The APQC Blog

How to Make New Technology Improve Your Process and Not Ruin It

APQC asked process experts about the new technology poised to have the greatest impact on process improvement and performance. Including the struggles of adopting new technologies and how not to fail at automation. These experts will be speaking at APQC’s Process & Performance Management Conference  October 3-4 in the Optimizing Data & Digitalization breakout session track.

Process experts:  

  • Dr. Mathias Kirchmer – Managing Director and Co-CEO, BPM-D
  • Charles Jessup - Business Facilitation Manager & Digital and Innovation (DSI), TechnipFMC
  • Jason Harms – Manager of Business Process Improvement, Cherwell Software
  • Marisa Brown - Senior Principal Research Lead, APQC

In your opinion, which new technology is having the biggest impact on process and performance professionals?

Dr. Mathias Kirchmer: I think the biggest impact is actually achieved through the appropriate combination of different technologies, aligned with specific requirements of a business process. Technologies like robotic process automation (RPA) as part of intelligent automation, AI, OCR, Blockchain, or process analytics have a different importance depending on the context.

Charles Jessup: Customer journey mapping and service blueprinting have the biggest impact. Historically, process mapping has been internally focused, but these two technologies invert that focus and use the power of process mapping to improve a customer’s experience with your company. Which aligns with the customer-centric priorities of most organizations.

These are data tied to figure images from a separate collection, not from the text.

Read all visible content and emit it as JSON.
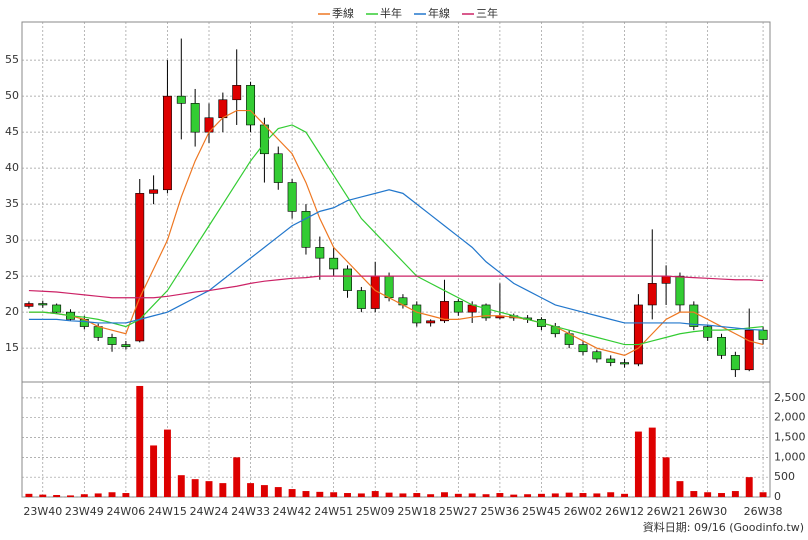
{
  "chart_data": {
    "type": "candlestick",
    "categories": [
      null,
      "23W40",
      null,
      null,
      "23W49",
      null,
      null,
      "24W06",
      null,
      null,
      "24W15",
      null,
      null,
      "24W24",
      null,
      null,
      "24W33",
      null,
      null,
      "24W42",
      null,
      null,
      "24W51",
      null,
      null,
      "25W09",
      null,
      null,
      "25W18",
      null,
      null,
      "25W27",
      null,
      null,
      "25W36",
      null,
      null,
      "25W45",
      null,
      null,
      "26W02",
      null,
      null,
      "26W12",
      null,
      null,
      "26W21",
      null,
      null,
      "26W30",
      null,
      null,
      null,
      "26W38"
    ],
    "open": [
      20.8,
      21.2,
      21.0,
      20.0,
      19.0,
      18.0,
      16.5,
      15.5,
      16.0,
      36.5,
      37.0,
      50.0,
      49.0,
      45.0,
      47.0,
      49.5,
      51.5,
      46.0,
      42.0,
      38.0,
      34.0,
      29.0,
      27.5,
      26.0,
      23.0,
      20.5,
      25.0,
      22.0,
      21.0,
      18.5,
      18.8,
      21.5,
      20.0,
      21.0,
      19.2,
      19.5,
      19.2,
      19.0,
      18.0,
      17.0,
      15.5,
      14.5,
      13.5,
      13.0,
      12.8,
      21.0,
      24.0,
      25.0,
      21.0,
      18.0,
      16.5,
      14.0,
      12.0,
      17.5
    ],
    "high": [
      21.5,
      21.6,
      21.2,
      20.4,
      19.5,
      18.4,
      17.0,
      16.0,
      38.5,
      39.0,
      55.0,
      58.0,
      51.0,
      49.0,
      50.5,
      56.5,
      52.0,
      47.0,
      43.0,
      38.5,
      35.0,
      30.5,
      29.0,
      26.5,
      23.5,
      27.0,
      25.5,
      22.5,
      21.5,
      19.0,
      24.5,
      21.8,
      21.5,
      21.2,
      24.0,
      19.8,
      19.6,
      19.3,
      18.5,
      17.5,
      16.0,
      14.8,
      14.0,
      13.5,
      22.5,
      31.5,
      26.5,
      25.5,
      21.5,
      18.3,
      17.0,
      14.5,
      20.5,
      18.0
    ],
    "low": [
      20.5,
      20.6,
      19.8,
      18.8,
      17.6,
      16.0,
      14.5,
      14.8,
      15.8,
      35.0,
      36.5,
      44.0,
      43.0,
      43.5,
      45.0,
      46.0,
      45.0,
      38.0,
      37.0,
      33.0,
      28.0,
      24.5,
      25.0,
      22.0,
      20.0,
      20.0,
      21.5,
      20.5,
      18.0,
      18.0,
      18.5,
      19.5,
      18.5,
      18.8,
      19.0,
      18.8,
      18.5,
      17.5,
      16.5,
      15.0,
      14.0,
      13.0,
      12.5,
      12.3,
      12.5,
      19.0,
      21.0,
      20.0,
      17.5,
      16.0,
      13.5,
      11.0,
      11.8,
      15.5
    ],
    "close": [
      21.2,
      21.0,
      20.0,
      19.0,
      18.0,
      16.5,
      15.5,
      15.2,
      36.5,
      37.0,
      50.0,
      49.0,
      45.0,
      47.0,
      49.5,
      51.5,
      46.0,
      42.0,
      38.0,
      34.0,
      29.0,
      27.5,
      26.0,
      23.0,
      20.5,
      25.0,
      22.0,
      21.0,
      18.5,
      18.8,
      21.5,
      20.0,
      21.0,
      19.2,
      19.5,
      19.2,
      19.0,
      18.0,
      17.0,
      15.5,
      14.5,
      13.5,
      13.0,
      12.8,
      21.0,
      24.0,
      25.0,
      21.0,
      18.0,
      16.5,
      14.0,
      12.0,
      17.5,
      16.2
    ],
    "up_color": "#dd0000",
    "down_color": "#33cc33",
    "series": [
      {
        "name": "季線",
        "color": "#ee7722",
        "values": [
          20,
          20,
          19.8,
          19.5,
          19,
          18,
          17.5,
          17,
          22,
          26,
          30,
          36,
          41,
          45,
          47,
          48,
          48,
          46,
          44,
          42,
          38,
          33,
          29,
          27,
          25,
          23,
          22,
          21,
          20,
          19.5,
          19,
          19,
          19.3,
          19.5,
          19.5,
          19.3,
          19,
          18.5,
          18,
          17,
          16,
          15,
          14.5,
          14,
          15,
          17,
          19,
          20,
          20,
          19,
          18,
          17,
          16,
          15.5
        ]
      },
      {
        "name": "半年",
        "color": "#33cc33",
        "values": [
          20,
          20,
          19.8,
          19.5,
          19.3,
          19,
          18.5,
          18,
          19,
          21,
          23,
          26,
          29,
          32,
          35,
          38,
          41,
          43.5,
          45.5,
          46,
          45,
          42,
          39,
          36,
          33,
          31,
          29,
          27,
          25,
          24,
          23,
          22,
          21,
          20.5,
          20,
          19.5,
          19,
          18.5,
          18,
          17.5,
          17,
          16.5,
          16,
          15.5,
          15.5,
          16,
          16.5,
          17,
          17.3,
          17.5,
          17.5,
          17.6,
          17.8,
          18
        ]
      },
      {
        "name": "年線",
        "color": "#2277cc",
        "values": [
          19,
          19,
          19,
          18.8,
          18.7,
          18.5,
          18.5,
          18.5,
          19,
          19.5,
          20,
          21,
          22,
          23,
          24.5,
          26,
          27.5,
          29,
          30.5,
          32,
          33,
          34,
          34.5,
          35.5,
          36,
          36.5,
          37,
          36.5,
          35,
          33.5,
          32,
          30.5,
          29,
          27,
          25.5,
          24,
          23,
          22,
          21,
          20.5,
          20,
          19.5,
          19,
          18.5,
          18.5,
          18.5,
          18.5,
          18.5,
          18.3,
          18.2,
          18,
          17.8,
          17.6,
          17.5
        ]
      },
      {
        "name": "三年",
        "color": "#cc2266",
        "values": [
          23,
          22.9,
          22.8,
          22.6,
          22.4,
          22.2,
          22,
          22,
          22,
          22,
          22.2,
          22.5,
          22.8,
          23,
          23.3,
          23.6,
          24,
          24.3,
          24.5,
          24.7,
          24.8,
          25,
          25,
          25,
          25,
          25,
          25,
          25,
          25,
          25,
          25,
          25,
          25,
          25,
          25,
          25,
          25,
          25,
          25,
          25,
          25,
          25,
          25,
          25,
          25,
          25,
          25,
          24.9,
          24.8,
          24.7,
          24.6,
          24.5,
          24.5,
          24.4
        ]
      }
    ],
    "ylim": [
      10.3,
      60.3
    ],
    "yticks": [
      15,
      20,
      25,
      30,
      35,
      40,
      45,
      50,
      55
    ],
    "grid": true,
    "volume": {
      "color": "#dd0000",
      "values": [
        80,
        60,
        50,
        40,
        70,
        90,
        120,
        100,
        2800,
        1300,
        1700,
        550,
        450,
        400,
        350,
        1000,
        350,
        300,
        250,
        200,
        150,
        130,
        120,
        100,
        90,
        150,
        110,
        90,
        100,
        70,
        120,
        80,
        90,
        70,
        100,
        60,
        70,
        80,
        90,
        110,
        100,
        90,
        120,
        80,
        1650,
        1750,
        1000,
        400,
        150,
        120,
        100,
        150,
        500,
        120
      ],
      "ylim": [
        0,
        2900
      ],
      "yticks": [
        0,
        500,
        {
          "value": 1000,
          "label": "1,000"
        },
        {
          "value": 1500,
          "label": "1,500"
        },
        {
          "value": 2000,
          "label": "2,000"
        },
        {
          "value": 2500,
          "label": "2,500"
        }
      ]
    },
    "footer": "資料日期: 09/16 (Goodinfo.tw)"
  }
}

Jason Harms: Early in my career, most applications were connected to data through an internal network, a direct internet connection, or on the desktop itself. Depending on the system or network in use, this limited on when a task could be performed. As applications are enabled in the cloud, we can imagine more possibilities with reduced dependencies on network constraints and an increase in availability of “real time” data, no matter the source.

Marisa Brown: Cloud computing. It’s the most widely adopted, and it helps boost processing power and decision making through easy access to datasets. Traditionally, organizations in many industries have faced challenges caused by disparate data and few means to access information silos simultaneously to generate insights. Using cloud computing, organizations can connect all data sets from disparate functions such as finance, supply chain, operations, HR, and sales.

Where do organizations struggle when adapting new technologies?

Dr. Mathias Kirchmer: The biggest issue is the misalignment between technologies and the related people and process requirements. Without a clear understanding of process improvement opportunities, the selection of appropriate technologies and their value-driven implementation is almost impossible. Once this is resolved, efficient roll-out is key – avoiding unnecessary process variants (e.g. by leveraging company-specific process reference models.)

Charles Jessup: In dropping the laggards.  For example, we still use fax machines even though email is superior.  Why? Because some organizations and governments require information via fax.  If we want to interact with those other organizations, we can’t completely get rid laggards like the fax machines.

Jason Harms: Understanding “how” people interact with new technology can be difficult to prepare for. People learn at different speeds, learn best through their method of choice, and will typically interact with systems through the path of least resistance to complete their tasks. It is through great emphasis on documenting operational processes, practicing change management, and conducting post-implementation reviews that organizations can discover and address the human interactions that we did not predict when planning for the new technologies.

Marisa Brown: Budgetary constraints – costs seen as outweighing the benefits. Lack of consensus and resistance to change.

Process automation is sometimes seen as a “cure all” for broken processes. How can organizations make sure automation doesn’t just continue bad processes?

Dr. Mathias Kirchmer: In most cases a simplification and, where appropriate optimization, of processes is a pre-condition for a successful and intelligent automation. A process segmentation into the 10-15 percent of high impact processes and the remaining 80 percent as commodity processes helps to make this approach efficient.  Commodity processes are, in most cases, improved by applying common practices. For example, by leveraging industry or software reference models. This allows a focus on the high-impact processes where a more detailed analysis and innovative design really pay off. Hence, best practice is to prioritize and segment, then simplify and optimize pragmatically. And after this it is important to establish a process management discipline that sustains the achieved benefits.

Charles Jessup: You can do a proper value stream mapping of the process before you automate it.  That way you know where you might be baking in waste.  Reduce the waste first, then automate it.

Jason Harms: With automation, existing process errors become repeatable and expand to a larger audience. Organizations should treat automation as a tool, not a solution, to help achieve their goals. I enjoy the agility of process management and how it can be used in any organization, not bound to an industry or technology. Organizations of any size, type and process maturity, can avoid many pitfalls of deploying automation by effectively documenting and managing their processes.

Marisa Brown: First define the processes, then ensure they are consistent and repeatable. Sometimes, though, automation may require changes to processes so it’s important to map the processes pre and post automation.